At first I was hesitant – this promotion also involves moving to another, slightly different team: I’ll still be using much of the same knowledge, but I’ll get to really hone my strengths of hyper-organization, thriving on consistency, and leadership skills. As it sunk in, so did the excitement. By the end of the day, I was giddy. I get to co-manage three people with the possibility of hiring one or two more in the next several months. Effective January, 1 (stupid fiscal years), my salary will be significantly increased. Maybe most importantly, with my company growing, expanding, and going through some potentially ground-breaking changes in the relatively near future, this is an incredibly beneficial and key career move for me.
And then it really hit me – this is a career move. This isn’t a new job. This isn’t a run-of-the-mill Junior-to-Senior promotion. This turns my current job into a career path.
I imagine to most people, the typical reaction to that would be along the lines of excitement, eagerness, relief, and a sense of security.
I’m excited and very eager to make this transition, but I’m not relieved at all. In fact, I’m scared shitless. On Monday, I will have been at my current company for exactly 1 year and 5 months. In that time I’ve had one promotion and two pay-raises and learned more about marketing, management, and the online industry than I ever dreamed possible from “just a job.” Because that’s what this has always been – a job. I’ve never looked at what I’m doing as a career path and I was ok with that because I’ve always loved working for this company. Now, because of this promotion and subsequent amazing career move, my entire Mental Plan is being uprooted:
Previous Mental Plan: Renew UES apartment lease with R1 and R2 for 2010. Take GMATs in 2010. Prepare to apply to business school, possibly to start Fall ’11. Prepare to leave NYC in 2011.
Current Mental Plan: Renew UES apartment lease with R1 and R2 for 2010. … … … ?????

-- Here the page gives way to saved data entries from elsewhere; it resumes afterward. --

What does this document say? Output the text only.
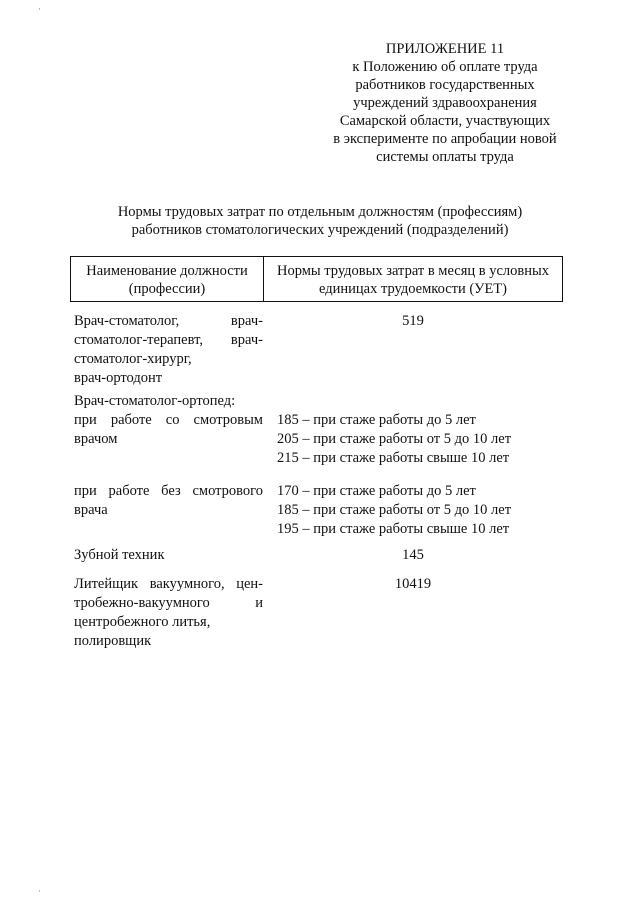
·
·
ПРИЛОЖЕНИЕ 11
к Положению об оплате труда
работников государственных
учреждений здравоохранения
Самарской области, участвующих
в эксперименте по апробации новой
системы оплаты труда
Нормы трудовых затрат по отдельным должностям (профессиям)
работников стоматологических учреждений (подразделений)
Наименование должности
(профессии)
Нормы трудовых затрат в месяц в условных
единицах трудоемкости (УЕТ)
Врач-стоматолог, врач-
стоматолог-терапевт, врач-
стоматолог-хирург,
врач-ортодонт
519
Врач-стоматолог-ортопед:
при работе со смотровым
врачом
185 – при стаже работы до 5 лет
205 – при стаже работы от 5 до 10 лет
215 – при стаже работы свыше 10 лет
при работе без смотрового
врача
170 – при стаже работы до 5 лет
185 – при стаже работы от 5 до 10 лет
195 – при стаже работы свыше 10 лет
Зубной техник	145
Литейщик вакуумного, цен-
тробежно-вакуумного и
центробежного литья,
полировщик
10419
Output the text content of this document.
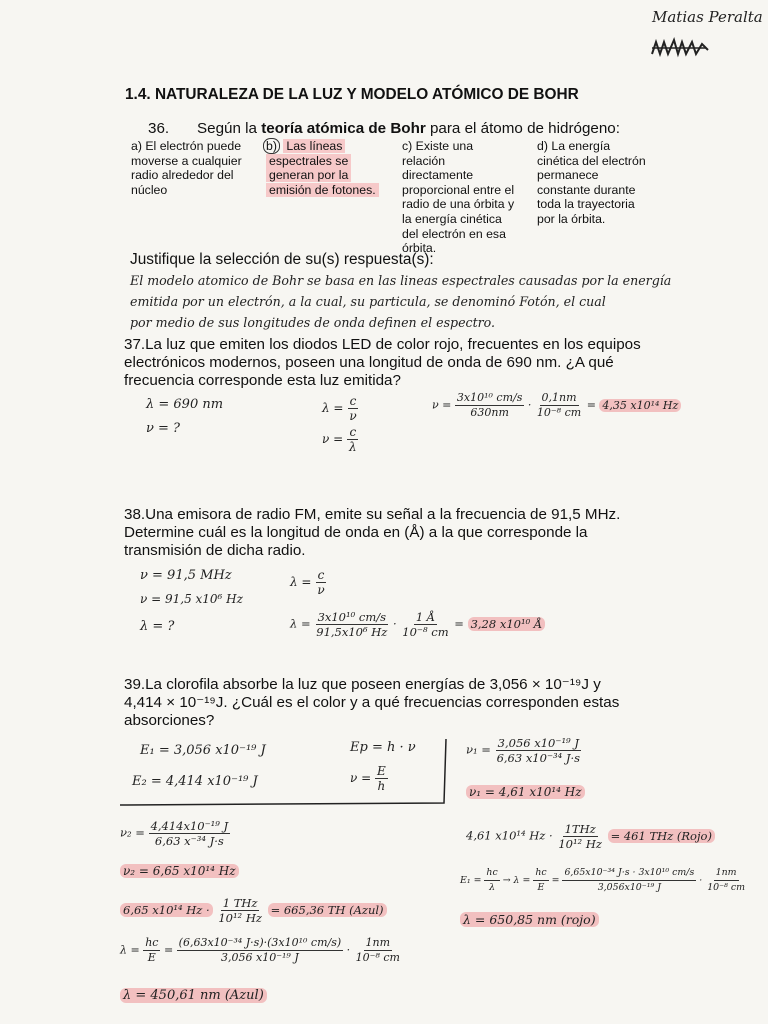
Matias Peralta
1.4. NATURALEZA DE LA LUZ Y MODELO ATÓMICO DE BOHR
36. Según la teoría atómica de Bohr para el átomo de hidrógeno:
a) El electrón puede
moverse a cualquier
radio alrededor del
núcleo
b) Las líneas
espectrales se
generan por la
emisión de fotones.
c) Existe una
relación
directamente
proporcional entre el
radio de una órbita y
la energía cinética
del electrón en esa
órbita.
d) La energía
cinética del electrón
permanece
constante durante
toda la trayectoria
por la órbita.
Justifique la selección de su(s) respuesta(s):
El modelo atomico de Bohr se basa en las lineas espectrales causadas por la energía
emitida por un electrón, a la cual, su particula, se denominó Fotón, el cual
por medio de sus longitudes de onda definen el espectro.
37.La luz que emiten los diodos LED de color rojo, frecuentes en los equipos
electrónicos modernos, poseen una longitud de onda de 690 nm. ¿A qué
frecuencia corresponde esta luz emitida?
λ = 690 nm
ν = ?
$\lambda = \frac{c}{\nu}$
$\nu = \frac{c}{\lambda}$
$\nu = \frac{\text{3x10¹⁰ cm/s}}{630nm} \cdot \frac{0,1nm}{\text{10⁻⁸ cm}} = 4,35$ x10¹⁴ Hz
38.Una emisora de radio FM, emite su señal a la frecuencia de 91,5 MHz.
Determine cuál es la longitud de onda en (Å) a la que corresponde la
transmisión de dicha radio.
ν = 91,5 MHz
ν = 91,5 x10⁶ Hz
λ = ?
$\lambda = \frac{c}{\nu}$
$\lambda = \frac{\text{3x10¹⁰ cm/s}}{\text{91,5x10⁶ Hz}} \cdot \frac{1 Å}{\text{10⁻⁸ cm}} = 3,28$ x10¹⁰ Å
39.La clorofila absorbe la luz que poseen energías de 3,056 × 10⁻¹⁹J y
4,414 × 10⁻¹⁹J. ¿Cuál es el color y a qué frecuencias corresponden estas
absorciones?
E₁ = 3,056 x10⁻¹⁹ J
E₂ = 4,414 x10⁻¹⁹ J
Ep = h · ν
$\nu = \frac{E}{h}$
$\nu_1 = \frac{\text{3,056 x10⁻¹⁹ J}}{\text{6,63 x10⁻³⁴ J·s}}$
ν₁ = 4,61 x10¹⁴ Hz
$\nu_2 = \frac{\text{4,414x10⁻¹⁹ J}}{\text{6,63 x⁻³⁴ J·s}}$
ν₂ = 6,65 x10¹⁴ Hz
6,65 x10¹⁴ $Hz \cdot \frac{\text{1 THz}}{\text{10¹² Hz}} = 665,36$ TH (Azul)
$\lambda = \frac{hc}{E} = \frac{\text{(6,63x10⁻³⁴ J·s)·(3x10¹⁰ cm/s)}}{\text{3,056 x10⁻¹⁹ J}} \cdot \frac{1nm}{\text{10⁻⁸ cm}}$
λ = 450,61 nm (Azul)
4,61 x10¹⁴ $Hz \cdot \frac{\text{1THz}}{\text{10¹² Hz}} = 461$ THz (Rojo)
$E_1 = \frac{hc}{\lambda} \to \lambda = \frac{hc}{E} = \frac{\text{6,65x10⁻³⁴ J·s · 3x10¹⁰ cm/s}}{\text{3,056x10⁻¹⁹ J}} \cdot \frac{1nm}{\text{10⁻⁸ cm}}$
λ = 650,85 nm (rojo)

On one hand, I’m thrilled to be moving into this new position – career! – as it really will open so many doors for me. I think especially in terms of business school (which is a definite fixture in the MP), this opportunity will be more beneficial than I can even comprehend or predict right now.
On the other hand, though, I think it’s really scary to settle into a career. Not that I’m bound to this in any way, but as much as I thrive on consistency, it’s also one of the scariest things to me. This promotion means a commitment to my company and to myself; it means making a decision that will likely effect where my life goes. I realize how trite that all sounds and how I’ll likely look back on this and laugh at my slight naivete (an awesome benefit of being painfully self-aware: I can say shit like this and it still doesn’t change the way I think or react).
I think this really just points to how, right now, I am terrified of doing anything that will possibly set my life on a path I’m not 100% certain I want to go down. It’s ironic since I spent years training myself to live day by day instead of constantly in the future. Apparently I did that a little too well – and now I need to train myself to strike a balance.